Or how not to start a dialogue.

David Beers 16 May 2017TheTyee.ca

David Beers is founding editor of The Tyee.

In media, the hot take rules. Commentators compete to supply a surprising angle on any subject suddenly at hand. The goal, sort of like piloting a hot air balloon, is to crank up your burner until you float to the top of the roiling weather system that is social media.

Now we have witnessed the hottest take on hot takes. Hal Niedzviecki is a true innovator in the field. As editor of Write magazine, he invited Indigenous writers to contribute to a special issue of his publication. He then prefaced it with his own piece arguing there was no such thing as cultural appropriation.

Hot takes can’t be subtle. This wasn’t. “I don’t believe in cultural appropriation” is how Niedzviecki, who is not Indigenous, led off his editor’s note. Which urged writers to “set your sights on the big goal: Win the Appropriation Prize.” And ran under the headline: “Winning the Appropriation Prize.”

Niedzviecki’s genius was not to wait around for the news cycle to provide fodder for his take. Instead, he methodically created his own opening by employing unwitting partners. In his role as editor, Niedzviecki recruited voices who shared perspectives borne of being culturally appropriated and excluded — so that he’d have the perfect foil for his counter-intuitive take before any of them got to talk. Burn!

So fiery hot was Niedzviecki’s take that you likely have heard about the result. He resigned under withering criticism from diversity advocates in The Writers Union of Canada, which publishes Write. Then Andrew Coyne (Postmedia), Ken Whyte (Rogers), Steve Ladurantaye (CBC) and Jonathan Kay (The Walrus) tweeted their support for Niedzviecki as a martyr for free speech. Kay got so worked up it somehow pushed him to quit as editor of The Walrus.

Four days later, Niedzviecki is making the rounds of news talk shows offering his evolving takes on his original take and all the takes others have offered. That’s one long smoldering take.

Here’s my take. From this day forward there should be a prize called the Niedzvieckian.

To win, the year’s most Niedzvieckian take must:

1. Insult a large group of people for their concerns.

2. Not show any interest in understanding their concerns.

3. In making the insult, betray one’s implied good faith relationship with the group insulted.

4. Pretend to start a dialogue when it really polarizes and shuts one down.

5. Be embraced readily by the most privileged people related to the take.

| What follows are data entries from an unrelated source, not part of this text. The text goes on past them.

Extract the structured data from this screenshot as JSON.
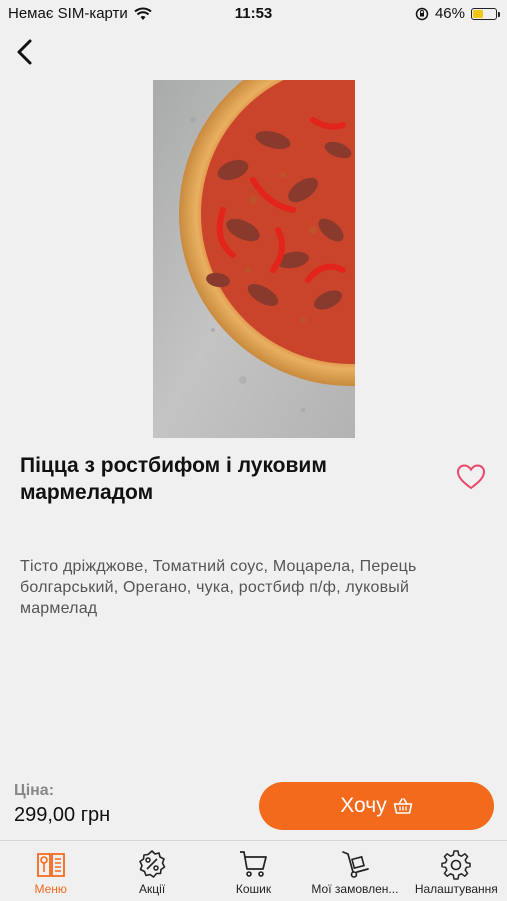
{
  "status_bar": {
    "carrier": "Немає SIM-карти",
    "time": "11:53",
    "battery": "46%",
    "battery_level": 0.46
  },
  "product": {
    "title": "Піцца з ростбифом і луковим мармеладом",
    "description": "Тісто дріжджове, Томатний соус, Моцарела, Перець болгарський, Орегано, чука, ростбиф п/ф, луковый мармелад"
  },
  "price": {
    "label": "Ціна:",
    "value": "299,00 грн"
  },
  "action": {
    "want_label": "Хочу"
  },
  "colors": {
    "accent": "#f36a1d",
    "favorite": "#e8486a",
    "background": "#f0f0f0"
  },
  "tabs": [
    {
      "label": "Меню",
      "icon": "menu-book-icon",
      "active": true
    },
    {
      "label": "Акції",
      "icon": "discount-icon",
      "active": false
    },
    {
      "label": "Кошик",
      "icon": "cart-icon",
      "active": false
    },
    {
      "label": "Мої замовлен...",
      "icon": "hand-truck-icon",
      "active": false
    },
    {
      "label": "Налаштування",
      "icon": "gear-icon",
      "active": false
    }
  ]
}
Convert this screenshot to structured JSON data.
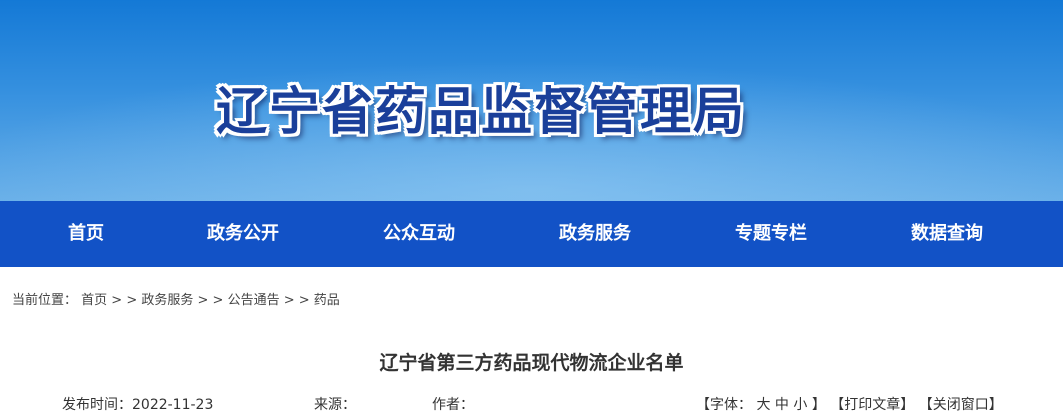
{
  "header": {
    "site_title": "辽宁省药品监督管理局"
  },
  "nav": {
    "items": [
      {
        "label": "首页"
      },
      {
        "label": "政务公开"
      },
      {
        "label": "公众互动"
      },
      {
        "label": "政务服务"
      },
      {
        "label": "专题专栏"
      },
      {
        "label": "数据查询"
      }
    ]
  },
  "breadcrumb": {
    "prefix": "当前位置：",
    "items": [
      "首页",
      "政务服务",
      "公告通告",
      "药品"
    ],
    "separator": " > > "
  },
  "article": {
    "title": "辽宁省第三方药品现代物流企业名单",
    "publish_label": "发布时间：",
    "publish_date": "2022-11-23",
    "source_label": "来源：",
    "author_label": "作者：",
    "font_prefix": "【字体：",
    "font_large": "大",
    "font_medium": "中",
    "font_small": "小",
    "font_suffix": "】",
    "print": "【打印文章】",
    "close": "【关闭窗口】"
  },
  "colors": {
    "banner_top": "#1479d6",
    "banner_bottom": "#68afe8",
    "nav_bg": "#1252c6",
    "title_text": "#1a3f9a"
  }
}
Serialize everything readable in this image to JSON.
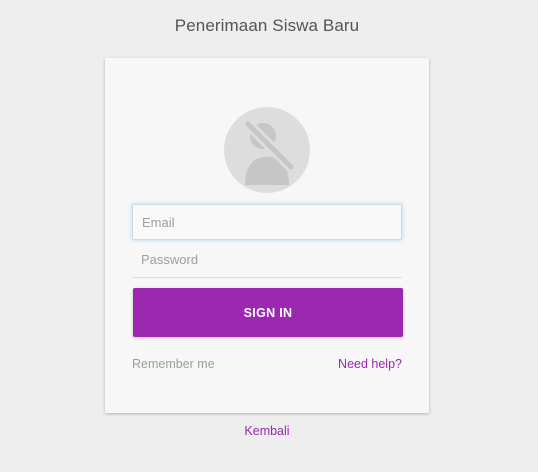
{
  "header": {
    "title": "Penerimaan Siswa Baru"
  },
  "login_card": {
    "avatar_icon": "user-slash-icon",
    "email": {
      "value": "",
      "placeholder": "Email"
    },
    "password": {
      "value": "",
      "placeholder": "Password"
    },
    "signin_label": "SIGN IN",
    "remember_label": "Remember me",
    "help_label": "Need help?"
  },
  "footer": {
    "back_label": "Kembali"
  },
  "colors": {
    "background": "#eeeeee",
    "card": "#f7f7f7",
    "accent": "#9c27b0",
    "muted_text": "#9e9e9e",
    "avatar_bg": "#dddddd",
    "avatar_fg": "#c6c6c6"
  }
}
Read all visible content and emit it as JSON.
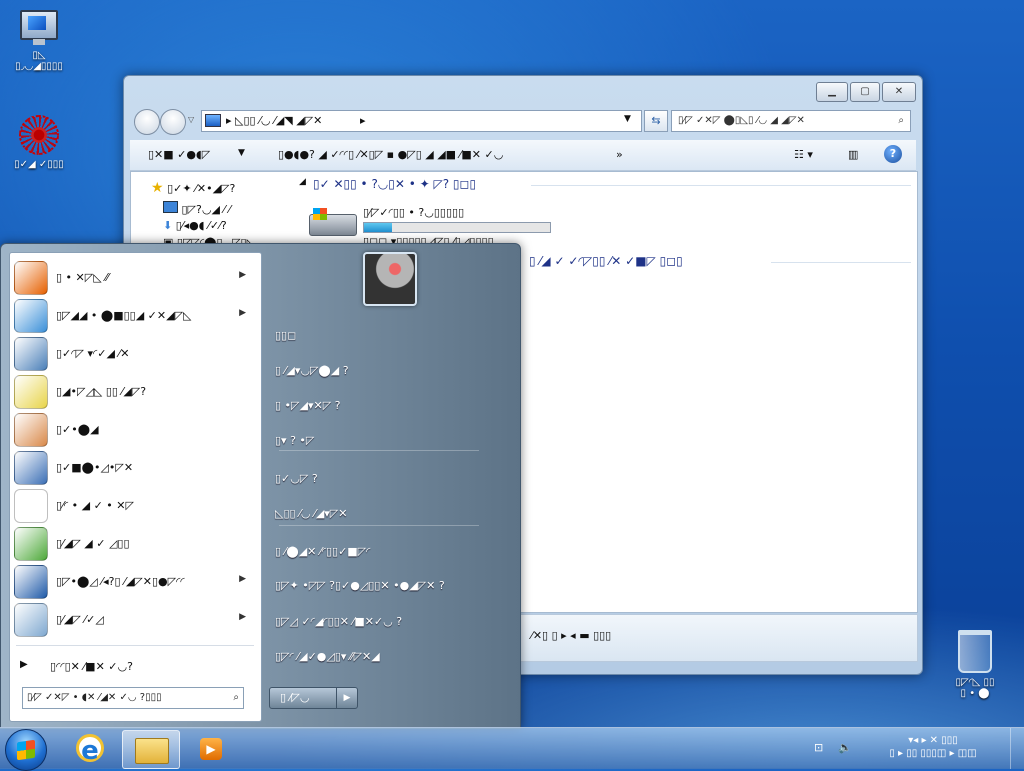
{
  "desktop": {
    "computer_label": [
      "▯◺",
      "▯◞◡◢▯▯▯▯"
    ],
    "shortcut_label": "▯✓◢ ✓▯▯▯",
    "recycle_label": [
      "▯◸◜◺ ▯▯",
      "▯ • ⬤"
    ]
  },
  "explorer": {
    "breadcrumb": "▸ ◺▯▯ ⁄◡ ⁄◢◥ ◢◸✕",
    "search_placeholder": "▯⁄◸ ✓✕◸ ⬤▯◺▯ ⁄◡ ◢ ◢◸✕",
    "toolbar": {
      "organize": "▯✕■ ✓●◖◸",
      "properties": "▯●◖●? ◢ ✓◜◜▯ ⁄✕▯◸ ▪ ●◸▯ ◢ ◢■ ⁄■✕ ✓◡",
      "more": "»"
    },
    "nav_tree": {
      "favorites": "▯✓✦ ⁄✕•◢◸?",
      "desktop": "▯◸?◡◢ ⁄ ⁄",
      "downloads": "▯⁄◂●◖ ⁄✓⁄?",
      "recent": "▯◸◸◜⬤▯◡◸▯◺"
    },
    "hdd_section": "▯✓ ✕▯▯ • ?◡▯✕ • ✦ ◸? ▯◻▯",
    "hdd_name": "▯⁄◸✓◜▯▯ • ?◡▯▯▯▯▯",
    "hdd_free": "▯◻◻ ▾▯▯▯▯▯◿◸▯ ⁄▯◿▯▯▯▯",
    "hdd_fill": 0.15,
    "other_section": "▯ ⁄◢ ✓ ✓◜◸▯▯ ⁄✕ ✓■◸ ▯◻▯",
    "status_text": "⁄✕▯ ▯ ▸ ◂ ▬ ▯▯▯"
  },
  "start_menu": {
    "programs": [
      {
        "label": "▯ • ✕◸◺ ⁄⁄",
        "arrow": true,
        "icon": "firefox-icon",
        "color": "#e66000"
      },
      {
        "label": "▯◸◢◢ • ⬤■▯▯◢ ✓✕◢◸◺",
        "arrow": true,
        "icon": "network-icon",
        "color": "#3a8fd8"
      },
      {
        "label": "▯✓◜◸ ▾◜✓◢ ⁄✕",
        "arrow": false,
        "icon": "calculator-icon",
        "color": "#4a7fb8"
      },
      {
        "label": "▯◢•◸◿◺ ▯▯ ⁄◢◸?",
        "arrow": false,
        "icon": "sticky-notes-icon",
        "color": "#e8d44a"
      },
      {
        "label": "▯✓•⬤◢",
        "arrow": false,
        "icon": "paint-icon",
        "color": "#d9894a"
      },
      {
        "label": "▯✓■⬤•◿•◸✕",
        "arrow": false,
        "icon": "magnifier-icon",
        "color": "#3b6fb5"
      },
      {
        "label": "▯⁄◜ • ◢ ✓ • ✕◸",
        "arrow": false,
        "icon": "solitaire-icon",
        "color": "#ffffff"
      },
      {
        "label": "▯⁄◢◸ ◢ ✓ ◿▯▯",
        "arrow": false,
        "icon": "notepad-editor-icon",
        "color": "#4ea93a"
      },
      {
        "label": "▯◸•⬤◿ ⁄◂?▯ ⁄◢◸✕▯●◸◜◜",
        "arrow": true,
        "icon": "powershell-icon",
        "color": "#1f5aa8"
      },
      {
        "label": "▯⁄◢◸ ⁄✓◿",
        "arrow": true,
        "icon": "notepad-icon",
        "color": "#7fa8d0"
      }
    ],
    "all_programs": "▯◜◜▯✕ ⁄■✕ ✓◡?",
    "search_placeholder": "▯⁄◸ ✓✕◸ • ◖✕ ⁄◢✕ ✓◡ ?▯▯▯",
    "right_items": [
      "▯▯◻",
      "▯ ⁄◢▾◡◸⬤◢ ?",
      "▯ •◸◢▾✕◸ ?",
      "▯▾ ? •◸",
      "▯✓◡◸ ?",
      "◺▯▯ ⁄◡ ⁄◢▾◸✕",
      "▯ ⁄⬤◢✕ ⁄◜▯▯✓■◸◜",
      "▯◸✦ •◸◸ ?▯✓●◿▯▯✕ •●◢◸✕ ?",
      "▯◸◿ ✓◜◢◜▯▯✕ ⁄■✕✓◡ ?",
      "▯◸◜ ⁄◢✓●◿▯▾ ⁄⁄◸✕◢"
    ],
    "shutdown_label": "▯ ⁄◸◡"
  },
  "tray": {
    "time": "▾◂ ▸ ✕ ▯▯▯",
    "date": "▯ ▸ ▯▯ ▯▯▯◫ ▸ ◫◫"
  }
}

That’s a tall standard, but Niedzviecki has proven it can be done.

I think I have a shot. Taking a cue from Niedzviecki himself, my gambit requires laying the quiet groundwork of roping in some unsuspecting foils. This I can do by guest editing a special day of The Tyee.

In crazy expensive Vancouver, renters commonly get kicked out by landlords who spruce up their units and charge a bunch more. The kicked out don’t like it, and call the kicker outers “renovictors.” It’s zeitgeisty.

So I shall invite people who have been booted from their apartments to write in The Tyee first person articles about their lives and experiences. Those in hand, about to be posted, I shall publish my editor’s note: “Winning the Renovictor Prize.”

I shall lead with this: “I don’t believe in the term renoviction.” I will argue that freedom of economic expression must be served. People who renovict add diversity of housing forms and accent wall colours to our society. People who complain about being renovicted are dangerous to that ideal.

I will say the best kicker outer of low-income renters should receive the Renovictor Prize. It’s “the big goal.”

Then I’ll sit back and await the helpful dialogue I have fostered. (I will not mention that I have paid off the mortgage on my four-bedroom house. What does that have to do with anything?)

What if rich developers delightedly tweet their support for the Renovictor Prize? Even raise money for it?

Well, what would Hal Niedzviecki say? Ah, here we go, courtesy of what he told the CBC today:

That’s “disgusting” of them. It “completely takes out of context the argument I was trying to make.” I “feel terrible” if I invited those renovicted writers “into my home, so to speak, and then I insulted them.” It was “unintentional.” Can someone explain to me how one little take could ever have made life so unbearably hot for me? “I can never have imagined that my words would be taken so out of context and really mischaracterized.”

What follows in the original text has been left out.